Multi-Channel Inventory Forecasting
Nomatic (Premium Travel Gear) · 2026
Built a demand forecasting and inventory planning pipeline addressing a challenge multi-channel brands face: D2C sales are smooth and seasonal, but B2B wholesale orders are erratic — most days have zero volume, then a retailer suddenly orders 1,500 units. A single forecast model can't handle both channels, so this analysis uses different strategies for each and combines them into a unified inventory recommendation with explicit risk trade-offs.
- D2C forecast achieves 13.3% MAPE; B2B orders cluster at quarter-ends (z = 4.44, p < 0.00001).
- B2B spike sizes follow a log-normal distribution (KS test p = 0.52), enabling probabilistic modeling.
- Combined 6-month inventory recommendation: ~42,900 units (base) to ~48,500 units (safety stock).
Revenue Growth Management Analysis
Swire Coca-Cola · 2026
Applied the full RGM analytical toolkit to 3 years of beverage distribution data (7.8M transactions, 11 product lines, 158 weeks). The analysis covers five pillars: revenue decomposition into volume/price/mix effects, promotional ROI measurement, XGBoost-driven volume driver identification, Monte Carlo pricing simulation across 7 scenarios, and multi-method demand forecasting.
- 2023–2024 revenue declined -0.9%, driven by volume loss despite stable pricing.
- Only 1 of 9 products (Core Power) showed positive promotional ROI.
- Best forecasting method: Prophet (avg MAPE 16.6%); XGBoost volume driver model achieves R² = 0.61.
Menu Performance Analytics
Crumbl Cookies · May 2026
Engineered a multi-source data pipeline integrating web-scraped menu history from CrumblCookieFlavors.com, a flavor catalog, and Reddit sentiment analysis to analyze Crumbl's flavor rotation patterns, category distribution, and popularity signals. Built a predictive model for flavor return likelihood using machine learning.

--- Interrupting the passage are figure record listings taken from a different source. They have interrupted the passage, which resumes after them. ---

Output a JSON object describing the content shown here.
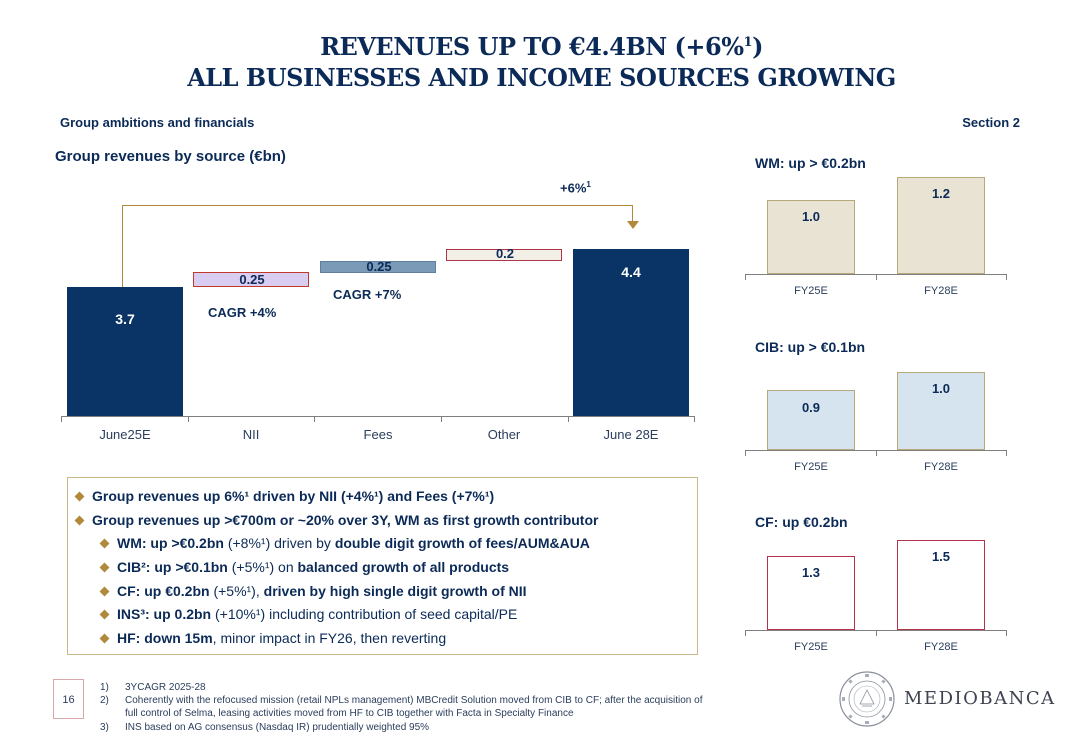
{
  "title": {
    "line1": "REVENUES UP TO €4.4BN (+6%",
    "line1_sup": "1",
    "line1_end": ")",
    "line2": "ALL BUSINESSES AND INCOME SOURCES GROWING"
  },
  "header": {
    "left": "Group ambitions and financials",
    "right": "Section 2"
  },
  "waterfall": {
    "subtitle": "Group revenues by source (€bn)",
    "growth_label": "+6%",
    "growth_sup": "1",
    "colors": {
      "dark": "#0b3466",
      "nii": "#d9cdf2",
      "fees": "#7a9ab7",
      "other": "#f2efe6"
    },
    "bars": [
      {
        "category": "June25E",
        "value_label": "3.7",
        "type": "total"
      },
      {
        "category": "NII",
        "value_label": "0.25",
        "type": "increment",
        "note": "CAGR +4%"
      },
      {
        "category": "Fees",
        "value_label": "0.25",
        "type": "increment",
        "note": "CAGR +7%"
      },
      {
        "category": "Other",
        "value_label": "0.2",
        "type": "increment",
        "note": ""
      },
      {
        "category": "June 28E",
        "value_label": "4.4",
        "type": "total"
      }
    ]
  },
  "mini_charts": [
    {
      "title": "WM: up > €0.2bn",
      "categories": [
        "FY25E",
        "FY28E"
      ],
      "labels": [
        "1.0",
        "1.2"
      ],
      "values": [
        1.0,
        1.2
      ],
      "fill": "#e9e3d3",
      "border": "#b9a97a"
    },
    {
      "title": "CIB: up > €0.1bn",
      "categories": [
        "FY25E",
        "FY28E"
      ],
      "labels": [
        "0.9",
        "1.0"
      ],
      "values": [
        0.9,
        1.0
      ],
      "fill": "#d6e4ef",
      "border": "#b9a97a"
    },
    {
      "title": "CF: up €0.2bn",
      "categories": [
        "FY25E",
        "FY28E"
      ],
      "labels": [
        "1.3",
        "1.5"
      ],
      "values": [
        1.3,
        1.5
      ],
      "fill": "#ffffff",
      "border": "#b0344a"
    }
  ],
  "bullets": [
    {
      "level": 1,
      "bold": "Group revenues up 6%¹ driven by NII (+4%¹) and Fees (+7%¹)",
      "rest": ""
    },
    {
      "level": 1,
      "bold": "Group revenues up >€700m or ~20% over 3Y, WM as first growth contributor",
      "rest": ""
    },
    {
      "level": 2,
      "bold": "WM: up >€0.2bn",
      "rest": " (+8%¹) driven by ",
      "bold2": "double digit growth of fees/AUM&AUA",
      "rest2": ""
    },
    {
      "level": 2,
      "bold": "CIB²: up >€0.1bn",
      "rest": " (+5%¹) on ",
      "bold2": "balanced growth of all products",
      "rest2": ""
    },
    {
      "level": 2,
      "bold": "CF: up €0.2bn",
      "rest": " (+5%¹), ",
      "bold2": "driven by high single digit growth of NII",
      "rest2": ""
    },
    {
      "level": 2,
      "bold": "INS³: up 0.2bn",
      "rest": " (+10%¹) including contribution of seed capital/PE",
      "bold2": "",
      "rest2": ""
    },
    {
      "level": 2,
      "bold": "HF: down 15m",
      "rest": ", minor impact in FY26, then reverting",
      "bold2": "",
      "rest2": ""
    }
  ],
  "footnotes": [
    {
      "n": "1)",
      "text": "3YCAGR 2025-28"
    },
    {
      "n": "2)",
      "text": "Coherently with the refocused mission (retail NPLs management) MBCredit Solution moved from CIB to CF; after the acquisition of"
    },
    {
      "n": "",
      "text": "full control of Selma, leasing activities moved from HF to CIB together with Facta in Specialty Finance"
    },
    {
      "n": "3)",
      "text": "INS based on AG consensus (Nasdaq IR) prudentially weighted 95%"
    }
  ],
  "page_number": "16",
  "brand": {
    "name": "MEDIOBANCA",
    "seal_text": "MEDIOBANCA · BANCA DI CREDITO FINANZIARIO"
  }
}
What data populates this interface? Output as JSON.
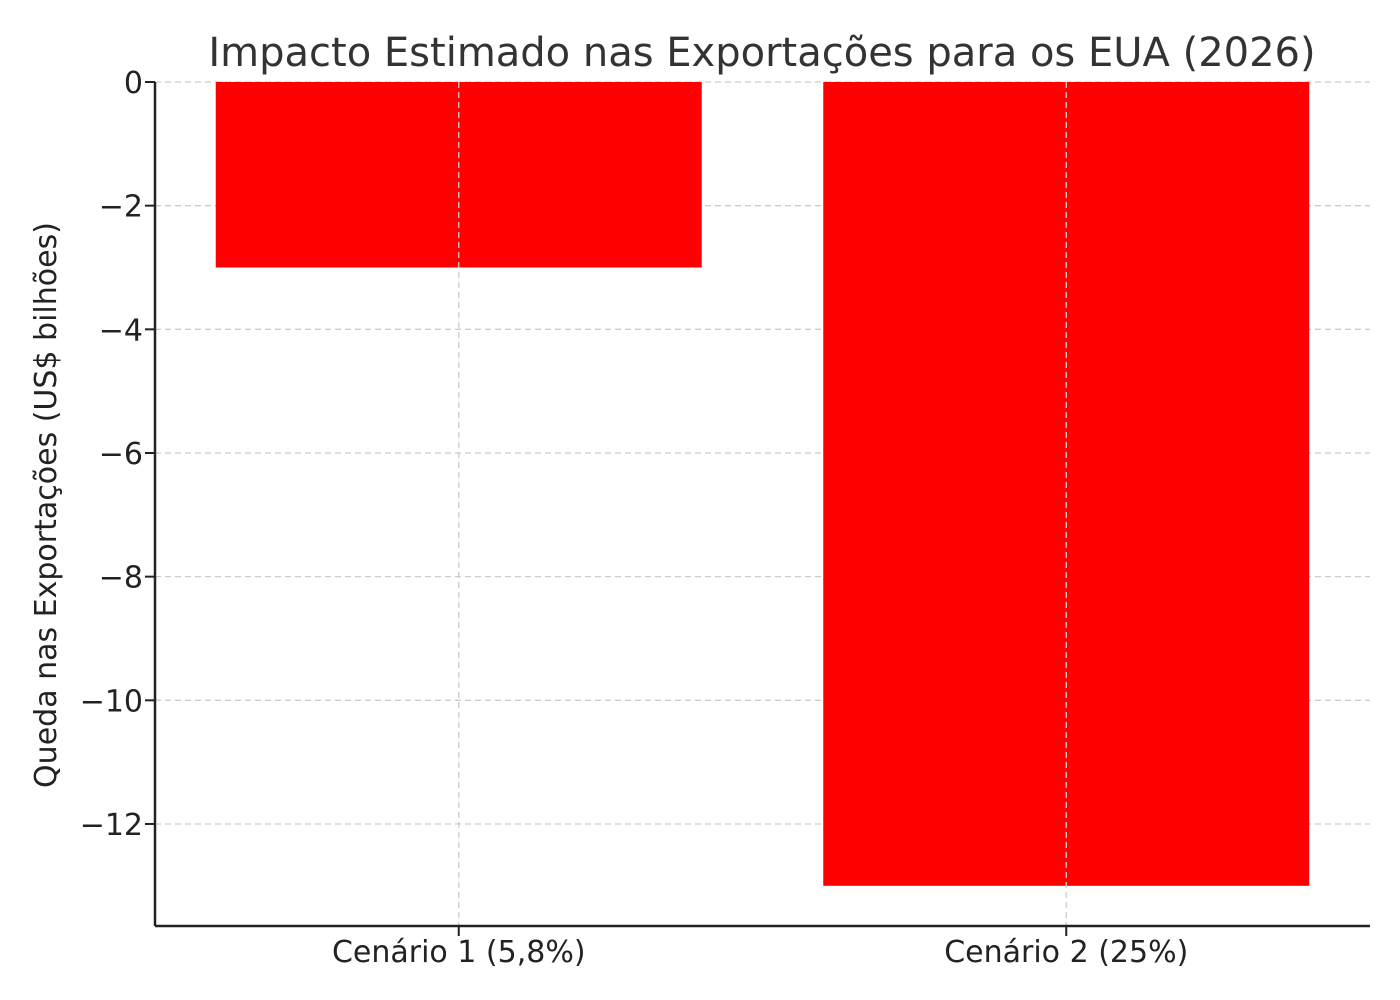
{
  "chart_data": {
    "type": "bar",
    "title": "Impacto Estimado nas Exportações para os EUA (2026)",
    "xlabel": "",
    "ylabel": "Queda nas Exportações (US$ bilhões)",
    "categories": [
      "Cenário 1 (5,8%)",
      "Cenário 2 (25%)"
    ],
    "values": [
      -3,
      -13
    ],
    "ylim": [
      -13.65,
      0
    ],
    "yticks": [
      0,
      -2,
      -4,
      -6,
      -8,
      -10,
      -12
    ],
    "ytick_labels": [
      "0",
      "−2",
      "−4",
      "−6",
      "−8",
      "−10",
      "−12"
    ],
    "grid": true,
    "bar_color": "#ff0000"
  }
}
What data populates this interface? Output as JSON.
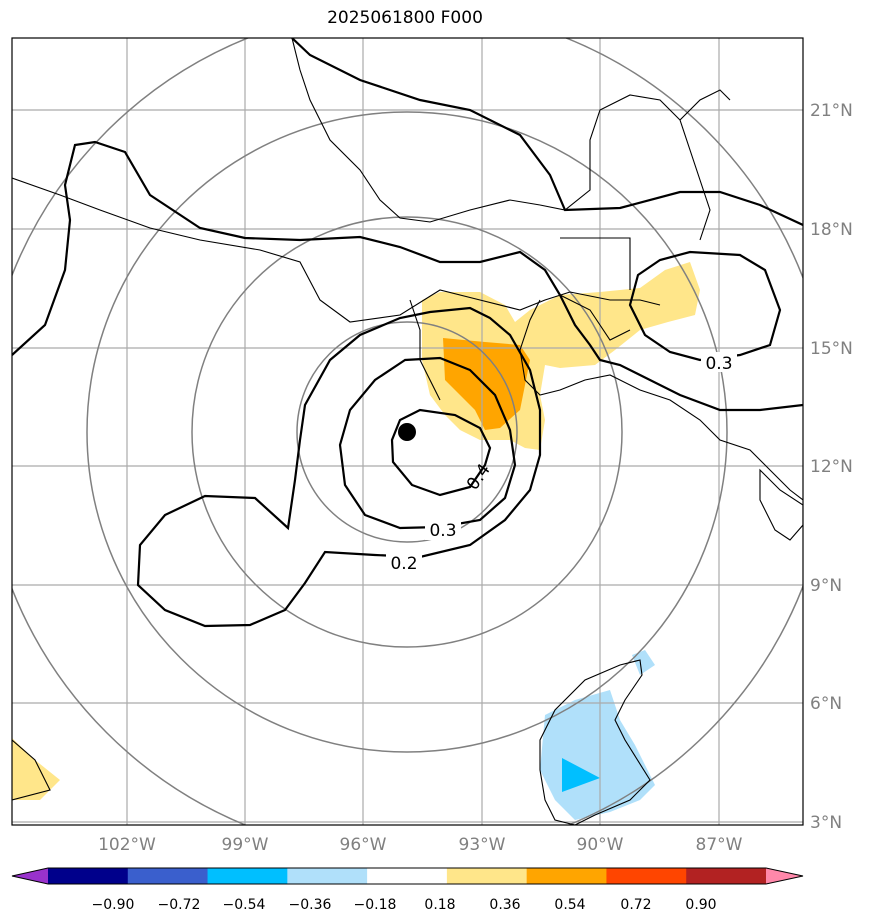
{
  "title": "2025061800 F000",
  "lat_labels": [
    "21°N",
    "18°N",
    "15°N",
    "12°N",
    "9°N",
    "6°N",
    "3°N"
  ],
  "lon_labels": [
    "102°W",
    "99°W",
    "96°W",
    "93°W",
    "90°W",
    "87°W"
  ],
  "contour_labels": [
    "0.2",
    "0.3",
    "0.4",
    "0.3"
  ],
  "colorbar": {
    "tick_labels": [
      "−0.90",
      "−0.72",
      "−0.54",
      "−0.36",
      "−0.18",
      "0.18",
      "0.36",
      "0.54",
      "0.72",
      "0.90"
    ],
    "colors": [
      "#9932cc",
      "#00008b",
      "#3a5fcd",
      "#00bfff",
      "#b0e0fa",
      "#ffffff",
      "#ffe68a",
      "#ffa500",
      "#ff4500",
      "#b22222",
      "#ff88aa"
    ]
  },
  "center_marker": "storm-center"
}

- Identified rotation patterns and category distribution trends across Crumbl's flavor history.
- Random Forest model predicts flavor return likelihood based on rotation history and popularity signals.
Wasatch Cup Healthcare Case Competition
1st Place Winner · October 2025
Collaborated with an interdisciplinary team to secure 1st Place in the 2025 Wasatch Cup, the region's premier healthcare case competition hosted by the BYU Healthcare Leadership Association. Our winning solution proposed a mobile health clinic to expand critical access to underserved populations in Southern Utah. I spearheaded the data validation phase, modeling financial outcomes to prove the clinic model was both scalable and financially viable.
- Built time-series forecasting models to project patient demand and clinic utilization over a 3-year horizon.
- Successfully differentiated our strategy from top competing teams across the state, winning the grand prize.
MLB Payroll Efficiency & Containerized Data Warehouse
Personal Project · February 2026
Engineered a fully reproducible, containerized PostgreSQL data warehouse using Docker to analyze the historical Lahman Baseball Database (1871–2025). Designed a strict 3rd Normal Form relational schema with composite primary keys and foreign key constraints. Architected an automated ETL pipeline that builds the schema and ingests raw CSV data instantly upon container startup.
- Developed a post-Moneyball 'Cost Per Win' metric proving Oakland Athletics achieved near-parity in wins at less than 1/3 of the Yankees' payroll.